Giacometti’s late night treks around the Montmartre bars were often in the company of Beckett. Both had this need in common but never much discussed work, although Peppiatt describes the consummation of this friendship by illustrating the threadbare “tree”, which Giacometti designed for the set of Waiting for Godot to Beckett’s evident satisfaction.

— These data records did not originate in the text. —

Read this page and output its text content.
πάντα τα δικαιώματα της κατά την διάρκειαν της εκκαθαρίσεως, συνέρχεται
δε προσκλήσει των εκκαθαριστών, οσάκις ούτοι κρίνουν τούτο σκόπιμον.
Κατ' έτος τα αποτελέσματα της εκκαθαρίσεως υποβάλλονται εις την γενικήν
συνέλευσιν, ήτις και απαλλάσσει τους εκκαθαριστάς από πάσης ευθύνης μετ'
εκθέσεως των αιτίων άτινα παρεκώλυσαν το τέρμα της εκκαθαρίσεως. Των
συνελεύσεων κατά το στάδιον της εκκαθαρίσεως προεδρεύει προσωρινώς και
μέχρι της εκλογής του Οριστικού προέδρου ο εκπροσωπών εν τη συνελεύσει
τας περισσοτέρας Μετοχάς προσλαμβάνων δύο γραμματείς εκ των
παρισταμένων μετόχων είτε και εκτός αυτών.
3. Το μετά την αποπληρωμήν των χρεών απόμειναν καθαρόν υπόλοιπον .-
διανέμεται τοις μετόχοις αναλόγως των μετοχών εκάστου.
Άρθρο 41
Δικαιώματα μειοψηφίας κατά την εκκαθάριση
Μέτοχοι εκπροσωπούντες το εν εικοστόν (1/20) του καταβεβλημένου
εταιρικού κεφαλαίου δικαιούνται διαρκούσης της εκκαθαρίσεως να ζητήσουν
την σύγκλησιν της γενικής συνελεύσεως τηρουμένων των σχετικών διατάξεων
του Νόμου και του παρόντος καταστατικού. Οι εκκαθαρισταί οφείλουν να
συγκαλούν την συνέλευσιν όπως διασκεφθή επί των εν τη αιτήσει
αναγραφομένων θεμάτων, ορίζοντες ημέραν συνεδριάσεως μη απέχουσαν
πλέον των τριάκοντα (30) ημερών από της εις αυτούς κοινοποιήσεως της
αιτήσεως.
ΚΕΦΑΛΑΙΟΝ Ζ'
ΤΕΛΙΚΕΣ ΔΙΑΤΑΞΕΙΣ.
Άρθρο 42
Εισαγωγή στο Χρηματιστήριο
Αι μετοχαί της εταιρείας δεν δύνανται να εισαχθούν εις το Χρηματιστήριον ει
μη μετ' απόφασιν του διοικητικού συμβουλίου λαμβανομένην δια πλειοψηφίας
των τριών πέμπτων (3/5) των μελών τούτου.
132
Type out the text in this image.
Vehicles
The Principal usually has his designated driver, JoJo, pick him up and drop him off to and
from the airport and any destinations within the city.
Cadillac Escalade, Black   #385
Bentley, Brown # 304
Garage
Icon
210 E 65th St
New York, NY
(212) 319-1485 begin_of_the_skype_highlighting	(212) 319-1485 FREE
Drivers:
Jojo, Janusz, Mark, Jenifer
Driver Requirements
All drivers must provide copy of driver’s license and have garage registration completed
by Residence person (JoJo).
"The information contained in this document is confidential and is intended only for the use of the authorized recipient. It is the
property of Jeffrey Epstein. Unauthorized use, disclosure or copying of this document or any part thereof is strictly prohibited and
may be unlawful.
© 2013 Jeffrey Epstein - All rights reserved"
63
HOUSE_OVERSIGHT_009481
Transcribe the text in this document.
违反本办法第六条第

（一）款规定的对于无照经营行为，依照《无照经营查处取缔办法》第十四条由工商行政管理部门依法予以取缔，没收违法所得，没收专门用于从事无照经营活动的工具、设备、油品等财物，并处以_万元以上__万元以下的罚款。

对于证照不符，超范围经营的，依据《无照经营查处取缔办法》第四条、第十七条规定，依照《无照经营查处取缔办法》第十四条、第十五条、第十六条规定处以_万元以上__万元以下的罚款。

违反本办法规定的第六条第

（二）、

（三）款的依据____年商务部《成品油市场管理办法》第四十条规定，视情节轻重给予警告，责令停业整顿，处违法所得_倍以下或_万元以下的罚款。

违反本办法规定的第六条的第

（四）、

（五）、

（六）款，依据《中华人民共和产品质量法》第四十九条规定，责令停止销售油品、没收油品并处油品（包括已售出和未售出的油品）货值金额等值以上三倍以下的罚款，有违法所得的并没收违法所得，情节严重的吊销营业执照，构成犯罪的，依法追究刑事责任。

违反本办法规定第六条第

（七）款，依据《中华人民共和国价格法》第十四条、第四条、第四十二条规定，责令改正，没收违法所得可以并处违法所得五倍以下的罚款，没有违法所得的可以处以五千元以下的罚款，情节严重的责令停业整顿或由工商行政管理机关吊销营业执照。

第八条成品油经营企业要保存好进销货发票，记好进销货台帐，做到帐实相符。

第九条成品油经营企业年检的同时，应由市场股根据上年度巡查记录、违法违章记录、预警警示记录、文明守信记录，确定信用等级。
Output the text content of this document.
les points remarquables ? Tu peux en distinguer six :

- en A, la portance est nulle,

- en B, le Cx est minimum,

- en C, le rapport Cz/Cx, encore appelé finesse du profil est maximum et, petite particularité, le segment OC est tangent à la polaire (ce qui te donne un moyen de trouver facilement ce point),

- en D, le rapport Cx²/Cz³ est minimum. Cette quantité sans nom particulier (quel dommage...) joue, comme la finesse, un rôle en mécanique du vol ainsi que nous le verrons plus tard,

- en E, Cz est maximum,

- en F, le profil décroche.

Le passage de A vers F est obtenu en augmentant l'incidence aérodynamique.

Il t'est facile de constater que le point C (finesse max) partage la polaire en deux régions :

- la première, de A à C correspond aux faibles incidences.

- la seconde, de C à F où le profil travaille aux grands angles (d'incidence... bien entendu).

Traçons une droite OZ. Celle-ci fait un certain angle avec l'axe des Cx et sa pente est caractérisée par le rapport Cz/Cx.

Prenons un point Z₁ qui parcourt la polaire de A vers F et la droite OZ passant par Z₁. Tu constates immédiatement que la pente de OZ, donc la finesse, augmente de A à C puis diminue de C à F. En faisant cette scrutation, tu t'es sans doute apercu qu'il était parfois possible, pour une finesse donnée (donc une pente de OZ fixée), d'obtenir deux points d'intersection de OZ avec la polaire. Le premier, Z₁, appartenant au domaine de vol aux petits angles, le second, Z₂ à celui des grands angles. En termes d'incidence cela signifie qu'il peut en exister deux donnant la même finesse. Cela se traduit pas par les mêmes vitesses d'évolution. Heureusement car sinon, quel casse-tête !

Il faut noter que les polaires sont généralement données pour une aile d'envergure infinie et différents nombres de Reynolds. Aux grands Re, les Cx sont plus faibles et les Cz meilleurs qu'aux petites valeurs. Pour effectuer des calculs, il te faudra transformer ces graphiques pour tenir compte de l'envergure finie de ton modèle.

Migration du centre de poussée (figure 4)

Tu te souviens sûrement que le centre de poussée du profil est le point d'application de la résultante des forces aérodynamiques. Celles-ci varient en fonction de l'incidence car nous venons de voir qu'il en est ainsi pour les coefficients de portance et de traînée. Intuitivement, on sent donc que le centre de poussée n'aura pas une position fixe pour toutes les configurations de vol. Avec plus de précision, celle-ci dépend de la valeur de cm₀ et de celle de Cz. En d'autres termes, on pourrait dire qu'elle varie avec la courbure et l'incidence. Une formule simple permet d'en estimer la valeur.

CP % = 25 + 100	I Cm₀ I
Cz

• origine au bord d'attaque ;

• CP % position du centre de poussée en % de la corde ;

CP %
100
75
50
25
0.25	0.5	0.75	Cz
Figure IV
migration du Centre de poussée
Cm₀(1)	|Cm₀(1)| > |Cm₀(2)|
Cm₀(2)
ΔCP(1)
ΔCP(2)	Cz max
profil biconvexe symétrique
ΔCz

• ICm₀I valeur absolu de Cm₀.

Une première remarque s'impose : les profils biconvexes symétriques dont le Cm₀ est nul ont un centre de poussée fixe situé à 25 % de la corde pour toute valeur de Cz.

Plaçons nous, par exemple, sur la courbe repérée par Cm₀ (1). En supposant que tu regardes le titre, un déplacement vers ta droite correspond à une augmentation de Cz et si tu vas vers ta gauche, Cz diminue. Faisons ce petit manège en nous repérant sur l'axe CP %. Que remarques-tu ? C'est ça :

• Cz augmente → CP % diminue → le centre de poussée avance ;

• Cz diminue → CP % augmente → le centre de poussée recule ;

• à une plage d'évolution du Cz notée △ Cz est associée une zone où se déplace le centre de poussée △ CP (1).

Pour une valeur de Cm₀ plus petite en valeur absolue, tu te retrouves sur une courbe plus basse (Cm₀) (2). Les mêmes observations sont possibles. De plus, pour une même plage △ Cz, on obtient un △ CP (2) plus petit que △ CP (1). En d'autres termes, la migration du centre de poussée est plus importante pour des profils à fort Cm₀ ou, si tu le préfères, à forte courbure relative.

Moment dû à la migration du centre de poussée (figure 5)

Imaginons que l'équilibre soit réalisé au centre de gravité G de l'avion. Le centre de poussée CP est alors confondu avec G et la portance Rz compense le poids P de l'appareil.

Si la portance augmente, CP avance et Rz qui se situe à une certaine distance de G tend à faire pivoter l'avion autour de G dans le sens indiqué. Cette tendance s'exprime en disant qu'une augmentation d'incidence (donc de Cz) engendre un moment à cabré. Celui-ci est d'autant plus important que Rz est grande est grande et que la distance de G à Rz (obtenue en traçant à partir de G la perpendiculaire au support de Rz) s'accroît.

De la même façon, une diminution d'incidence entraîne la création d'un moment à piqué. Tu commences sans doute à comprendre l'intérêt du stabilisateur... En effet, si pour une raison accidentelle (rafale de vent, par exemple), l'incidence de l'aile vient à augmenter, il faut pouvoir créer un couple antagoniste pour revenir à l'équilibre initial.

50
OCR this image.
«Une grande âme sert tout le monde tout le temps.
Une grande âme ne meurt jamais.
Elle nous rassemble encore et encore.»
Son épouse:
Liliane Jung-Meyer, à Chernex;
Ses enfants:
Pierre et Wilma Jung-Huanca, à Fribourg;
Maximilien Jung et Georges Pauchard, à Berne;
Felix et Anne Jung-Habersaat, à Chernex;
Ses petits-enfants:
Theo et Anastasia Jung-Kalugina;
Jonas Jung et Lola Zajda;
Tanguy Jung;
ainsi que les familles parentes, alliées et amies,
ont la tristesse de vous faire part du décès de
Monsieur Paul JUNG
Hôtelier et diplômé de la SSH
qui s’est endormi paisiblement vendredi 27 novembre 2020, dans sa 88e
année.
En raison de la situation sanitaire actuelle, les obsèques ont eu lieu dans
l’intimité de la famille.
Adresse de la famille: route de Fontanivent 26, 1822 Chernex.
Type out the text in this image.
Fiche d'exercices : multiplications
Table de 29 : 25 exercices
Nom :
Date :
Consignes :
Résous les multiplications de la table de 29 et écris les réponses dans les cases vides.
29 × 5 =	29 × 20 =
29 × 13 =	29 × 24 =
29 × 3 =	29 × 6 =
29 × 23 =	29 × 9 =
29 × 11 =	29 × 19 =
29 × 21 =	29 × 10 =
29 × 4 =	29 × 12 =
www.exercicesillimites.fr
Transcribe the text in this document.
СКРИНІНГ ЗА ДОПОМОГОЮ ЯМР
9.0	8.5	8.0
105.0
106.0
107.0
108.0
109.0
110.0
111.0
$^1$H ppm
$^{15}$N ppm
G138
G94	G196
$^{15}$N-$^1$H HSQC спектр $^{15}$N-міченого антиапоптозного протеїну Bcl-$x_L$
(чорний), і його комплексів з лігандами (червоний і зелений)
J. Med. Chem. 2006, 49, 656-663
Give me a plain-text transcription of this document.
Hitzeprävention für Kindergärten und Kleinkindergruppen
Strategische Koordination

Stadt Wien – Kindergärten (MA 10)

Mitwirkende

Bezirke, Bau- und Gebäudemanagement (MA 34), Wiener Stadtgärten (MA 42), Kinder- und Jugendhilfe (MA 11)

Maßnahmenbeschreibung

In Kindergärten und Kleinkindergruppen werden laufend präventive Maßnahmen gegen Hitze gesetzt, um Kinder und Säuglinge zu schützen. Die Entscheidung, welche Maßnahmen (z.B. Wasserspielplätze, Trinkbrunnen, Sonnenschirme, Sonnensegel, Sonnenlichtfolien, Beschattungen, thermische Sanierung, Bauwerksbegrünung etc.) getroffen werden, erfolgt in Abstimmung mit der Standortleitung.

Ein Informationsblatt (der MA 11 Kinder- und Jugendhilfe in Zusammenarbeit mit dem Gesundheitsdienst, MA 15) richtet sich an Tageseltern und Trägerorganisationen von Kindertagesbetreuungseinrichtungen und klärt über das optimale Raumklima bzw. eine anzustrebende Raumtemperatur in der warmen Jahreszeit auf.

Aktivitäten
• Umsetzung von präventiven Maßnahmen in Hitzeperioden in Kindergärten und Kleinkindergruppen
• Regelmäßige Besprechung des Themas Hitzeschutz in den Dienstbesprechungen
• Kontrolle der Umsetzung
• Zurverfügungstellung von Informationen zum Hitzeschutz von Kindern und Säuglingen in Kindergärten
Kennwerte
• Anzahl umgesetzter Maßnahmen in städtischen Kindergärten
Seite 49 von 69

Peppiatt records an occasion when Lord had a “haunted look”. This seemingly was an aspect of a life involved with Giacometti and it occurred again when in the extenuated sculpted figures Peppiatt identified, in the absence of contraposto (the balancing of bodyweight and posture) a hauntingly spectral quality. This mood also exists most readily in the plays of Samuel Beckett. Although outwardly quite different, the work of Francis Bacon also achieved Giacometti’s ability to harness, albeit subconsciously, a powerful humanist stance. Peppiatt’s greatest achievement can perhaps be seen to be a resolution in critical terms, of the work of both Alberto Giacometti and Francis Bacon, whom the author has documented in published writing. The visual power of this well-designed publication is strongly embellished by the black and white photographs of Ernst Scheidegger, a masterly photograph of Giacometti by Henri Cartier-Bresson; numerous other archival sources contribute to an understated and excellent publication.

References

1. James Lord. Giacometti: a biography, Faber and Faber, London, 1983.

2. Robin Spencer (editor). Eduardo Paolozzi: Writings and Interviews, Oxford University Press, 2000.

3. Raymond Mason. At Work in Paris, Thames and Hudson, London, 2003.